Addis Ababa: More than 6,500 Ethiopian migrant returnees received mental health and psychosocial support from the International Organization for Migration (IOM) in the last five years, with funding from the European Union (EU). Of these, 478 were referred to government and non-government psychiatric facilities for specialized care. 

IOM also collaborated with Integrated Service on Health and Development Organization (ISHDO), a local nongovernmental organization, to provide community based psychosocial support to 300 returnees and members of the community in Silte Zone of Southern Nations, Nationalities and People’s Regional state. The partnership further provided beneficiaries with livelihood opportunities through irrigation-based farming.  

Mental health and psychosocial support (MHPSS) are among the three dimensions of reintegration assistance IOM is providing to vulnerable returnee migrants, along with economic and social support. 
Migrants often begin their journey with high hopes and aspirations. Their families also hope and expect that their lives will change from remittances. Migrants and their families sell assets to pay for the journey or borrow money from close relatives or local lenders.

Migrants’ necessities and hopes are so strong that they attempt the perilous journey, hoping that somehow, they will escape the danger that lay ahead. However, the reality is, they are vulnerable and exposed to all sorts of protection risks and human rights violations throughout their journey, often resulting in a range of physical, mental and psychosocial problems.

The violations and risks include harsh weather conditions, hunger, asphyxiation, days walk across deserts and forests. Often, they face abuse and additional ransom by smugglers. Returning migrants are most vulnerable because they return empty-handed and find themselves in a deeper social and economic problem.  

 “Mental and Psychosocial needs of returnees must be addressed prior to other forms of reintegration support. Without mental wellbeing, returnees cannot reintegrate and function in their communities well,” said Sara Basha, Programme Coordinator of the EU-IOM Joint Initiative programme in Ethiopia. 

Upon arrival, returnees receive counselling at the IOM transit center in Ethiopia’s capital, Addis Ababa, before heading to their communities of origin.  After their return, health professionals from local health facilities provide counselling to returnees in their localities.

“Strengthening MHPSS capacity of government partners and other service providers is vital. The EU-IOM Joint Initiative, in this regard, provided series of trainings to MHPSS service providers and is currently finalizing the development of a national mental health and psychosocial support training manual and facilitators guide.” 
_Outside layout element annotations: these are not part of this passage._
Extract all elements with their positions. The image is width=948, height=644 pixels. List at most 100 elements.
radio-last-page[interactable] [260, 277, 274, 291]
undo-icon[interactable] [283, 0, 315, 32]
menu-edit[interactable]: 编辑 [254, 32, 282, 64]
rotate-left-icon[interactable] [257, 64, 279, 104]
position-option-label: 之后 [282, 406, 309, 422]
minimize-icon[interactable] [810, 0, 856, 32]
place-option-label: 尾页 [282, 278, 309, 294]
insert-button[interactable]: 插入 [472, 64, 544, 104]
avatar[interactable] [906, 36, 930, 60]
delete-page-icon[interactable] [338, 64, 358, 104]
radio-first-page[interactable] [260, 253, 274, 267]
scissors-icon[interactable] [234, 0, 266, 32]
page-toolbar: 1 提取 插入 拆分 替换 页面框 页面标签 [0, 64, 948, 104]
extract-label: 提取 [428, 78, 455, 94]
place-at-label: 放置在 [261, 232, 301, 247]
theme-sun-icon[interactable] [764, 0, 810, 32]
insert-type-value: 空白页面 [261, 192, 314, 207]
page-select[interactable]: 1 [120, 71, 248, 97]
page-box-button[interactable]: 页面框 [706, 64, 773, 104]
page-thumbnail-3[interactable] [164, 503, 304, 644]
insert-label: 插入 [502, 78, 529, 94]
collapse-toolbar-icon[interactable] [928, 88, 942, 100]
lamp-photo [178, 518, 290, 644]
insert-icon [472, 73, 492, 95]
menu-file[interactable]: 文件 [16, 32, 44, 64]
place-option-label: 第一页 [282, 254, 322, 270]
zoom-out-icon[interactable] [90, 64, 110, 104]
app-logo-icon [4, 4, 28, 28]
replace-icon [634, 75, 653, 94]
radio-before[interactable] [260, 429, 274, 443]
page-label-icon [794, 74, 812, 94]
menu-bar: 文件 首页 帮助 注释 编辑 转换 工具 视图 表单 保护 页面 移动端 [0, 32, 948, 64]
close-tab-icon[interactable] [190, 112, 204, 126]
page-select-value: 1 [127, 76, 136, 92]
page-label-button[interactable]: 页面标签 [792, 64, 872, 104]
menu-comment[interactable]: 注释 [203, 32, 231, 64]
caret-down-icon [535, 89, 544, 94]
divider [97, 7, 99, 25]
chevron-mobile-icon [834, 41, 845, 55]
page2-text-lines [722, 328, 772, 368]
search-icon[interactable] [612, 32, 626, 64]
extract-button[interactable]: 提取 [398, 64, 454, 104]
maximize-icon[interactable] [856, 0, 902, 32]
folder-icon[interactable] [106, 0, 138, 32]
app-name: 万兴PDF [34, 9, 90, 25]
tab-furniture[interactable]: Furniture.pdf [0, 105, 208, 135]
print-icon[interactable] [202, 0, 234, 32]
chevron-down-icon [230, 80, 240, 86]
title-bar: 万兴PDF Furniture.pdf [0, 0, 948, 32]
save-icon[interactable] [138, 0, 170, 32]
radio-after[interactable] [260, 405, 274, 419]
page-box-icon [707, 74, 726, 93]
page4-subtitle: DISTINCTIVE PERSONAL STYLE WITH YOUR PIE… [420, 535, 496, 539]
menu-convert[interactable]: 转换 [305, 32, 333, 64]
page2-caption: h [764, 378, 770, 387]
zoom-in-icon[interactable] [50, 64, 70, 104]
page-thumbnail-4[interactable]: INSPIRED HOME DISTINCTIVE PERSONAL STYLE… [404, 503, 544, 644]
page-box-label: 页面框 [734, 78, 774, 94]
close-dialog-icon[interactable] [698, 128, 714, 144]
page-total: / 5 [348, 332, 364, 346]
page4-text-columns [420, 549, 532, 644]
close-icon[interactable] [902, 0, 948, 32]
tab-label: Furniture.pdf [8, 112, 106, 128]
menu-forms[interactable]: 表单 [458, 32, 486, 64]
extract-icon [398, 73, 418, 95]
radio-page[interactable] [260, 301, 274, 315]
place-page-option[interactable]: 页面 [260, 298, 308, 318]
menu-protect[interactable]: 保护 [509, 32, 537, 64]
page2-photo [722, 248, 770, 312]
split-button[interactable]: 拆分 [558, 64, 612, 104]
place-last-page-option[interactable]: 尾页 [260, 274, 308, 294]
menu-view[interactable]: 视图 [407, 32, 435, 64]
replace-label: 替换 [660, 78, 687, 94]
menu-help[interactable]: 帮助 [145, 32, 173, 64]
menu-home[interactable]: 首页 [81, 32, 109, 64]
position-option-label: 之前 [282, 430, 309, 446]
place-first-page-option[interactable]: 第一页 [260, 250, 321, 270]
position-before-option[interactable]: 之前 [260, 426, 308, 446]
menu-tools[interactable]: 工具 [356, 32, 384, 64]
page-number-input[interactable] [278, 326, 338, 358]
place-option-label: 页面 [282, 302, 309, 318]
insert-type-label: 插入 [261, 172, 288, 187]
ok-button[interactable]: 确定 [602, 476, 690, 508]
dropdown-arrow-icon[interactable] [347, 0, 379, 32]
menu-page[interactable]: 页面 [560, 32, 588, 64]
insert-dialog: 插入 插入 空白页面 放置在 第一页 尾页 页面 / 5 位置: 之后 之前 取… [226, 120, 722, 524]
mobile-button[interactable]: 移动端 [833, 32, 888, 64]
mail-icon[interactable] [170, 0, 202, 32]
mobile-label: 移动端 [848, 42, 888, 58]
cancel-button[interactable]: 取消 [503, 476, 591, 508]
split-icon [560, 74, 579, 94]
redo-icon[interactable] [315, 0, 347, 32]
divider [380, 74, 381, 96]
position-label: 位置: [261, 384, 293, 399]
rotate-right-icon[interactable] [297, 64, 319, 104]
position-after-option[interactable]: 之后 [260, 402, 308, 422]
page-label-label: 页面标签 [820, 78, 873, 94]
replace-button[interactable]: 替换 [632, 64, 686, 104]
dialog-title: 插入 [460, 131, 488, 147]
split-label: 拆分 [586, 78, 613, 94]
To date, 154 service providers have been trained while 101 service providers in Oromia, SNNP, Amhara and Addis Ababa city administration have received training as Training of Trainers.  Moving forward, the training manual and facilitator’s guide is expected to be a compulsory module for MHPSS practitioners’ certification.

IOM’s assistance to migrant returnees was funded by the European Union through the EU-IOM Joint Initiative for Migrant Protection and Reintegration. 
About the EU-IOM Joint Initiative  
Launched in December 2016 with the support of the European Union Emergency Trust Fund for Africa (EUTF), the programme brings together 26 African countries of the Sahel and Lake Chad region, the Horn of Africa, and North Africa, along with the European Union and the International Organization for Migration, around the goal of ensuring that migration is safer, more informed, and better governed for both migrants and their communities.